El 21 de Junio anocheció como siempre en Buenos Aires. A la misma hora que siempre, con las mismas luces de siempre. Y tampoco nadie se fijó en la puntualidad del sol.

Al día siguiente clareó quince minutos más tarde que el día anterior pero una hora y veinte minutos más temprano que lo habitual; y oscureció dos horas después de lo esperado para la época del año.

Al otro día se vio el alba cincuenta minutos más tarde que lo supuesto para los días más cortos de invierno; y el crepúsculo, casi a medianoche.

En lo sucesivo, hubo días en los que la luz del día duraba apenas un par de horas, y los almuerzos se disfrazaban de cenas.

También hubo días en los que el sol despuntaba en mitad de la noche, para volver a ocultarse minutos después, volviendo a asomarse con los primeros cantos del gallo.
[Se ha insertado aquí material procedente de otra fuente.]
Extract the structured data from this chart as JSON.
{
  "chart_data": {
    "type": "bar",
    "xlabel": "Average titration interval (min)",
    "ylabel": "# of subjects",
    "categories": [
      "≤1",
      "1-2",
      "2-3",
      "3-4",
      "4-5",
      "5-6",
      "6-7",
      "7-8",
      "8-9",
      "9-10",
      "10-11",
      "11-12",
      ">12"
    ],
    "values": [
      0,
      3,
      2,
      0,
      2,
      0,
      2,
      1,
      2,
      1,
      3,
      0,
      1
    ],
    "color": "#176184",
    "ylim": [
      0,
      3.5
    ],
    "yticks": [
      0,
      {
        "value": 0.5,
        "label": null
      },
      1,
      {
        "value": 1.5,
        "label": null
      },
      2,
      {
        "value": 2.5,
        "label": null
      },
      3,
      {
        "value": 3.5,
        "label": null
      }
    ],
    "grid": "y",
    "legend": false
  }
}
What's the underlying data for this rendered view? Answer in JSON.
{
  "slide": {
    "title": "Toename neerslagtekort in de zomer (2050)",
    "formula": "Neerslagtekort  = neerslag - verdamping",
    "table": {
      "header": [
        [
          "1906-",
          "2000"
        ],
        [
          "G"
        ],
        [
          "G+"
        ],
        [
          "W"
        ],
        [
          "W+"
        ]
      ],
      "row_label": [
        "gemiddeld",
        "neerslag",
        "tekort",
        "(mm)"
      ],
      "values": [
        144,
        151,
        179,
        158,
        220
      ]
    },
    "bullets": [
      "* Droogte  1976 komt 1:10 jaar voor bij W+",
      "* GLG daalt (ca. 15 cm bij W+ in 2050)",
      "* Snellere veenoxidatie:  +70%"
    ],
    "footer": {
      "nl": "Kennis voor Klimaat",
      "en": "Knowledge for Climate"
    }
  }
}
Incluso la luna hacía lo que quería. Ya casi no salía de noche por preferir aprovechar el día; aunque nunca llegaba a verse por la claridad del cielo.

Desde ese día de Junio, y para siempre, en Buenos Aires los días nacen y mueren irregularmente.

Nadie espera que los negocios u oficinas abran y cierren exactamente a la misma hora todos los días, o que los colectivos y trenes pasen en el horario estipulado, o que la basura se recoja siempre con la misma frecuencia. Lo mismo pasa ahora con los días.

Es muy normal escuchar a la gente preguntarse “¿A qué hora anochecerá hoy?”, o “¿Te parece que para esa hora ya será de día?”, o “¿Y que hacemos si mañana no sale el sol?”. Y comentarios como “Ya me voy yendo por si se me hace de noche en el camino?”, o “¡Qué barbaridad, una noche de veintidós horas!”, u “Hoy cenamos otra vez con luz de día”, ya son moneda corriente. Lo único que regula los tiempos es el reloj, porque ya no se puede contar con las luces del cielo.

A partir de entonces, en la ciudad, éste y muchos otros fenómenos de la naturaleza dejaron de regirse por leyes para hacerse costumbres o rutinas, perfectamente violables o inexactas como las humanas, cómodamente postergables, olvidables, y sobre todo lo demás, fácilmente prescindibles.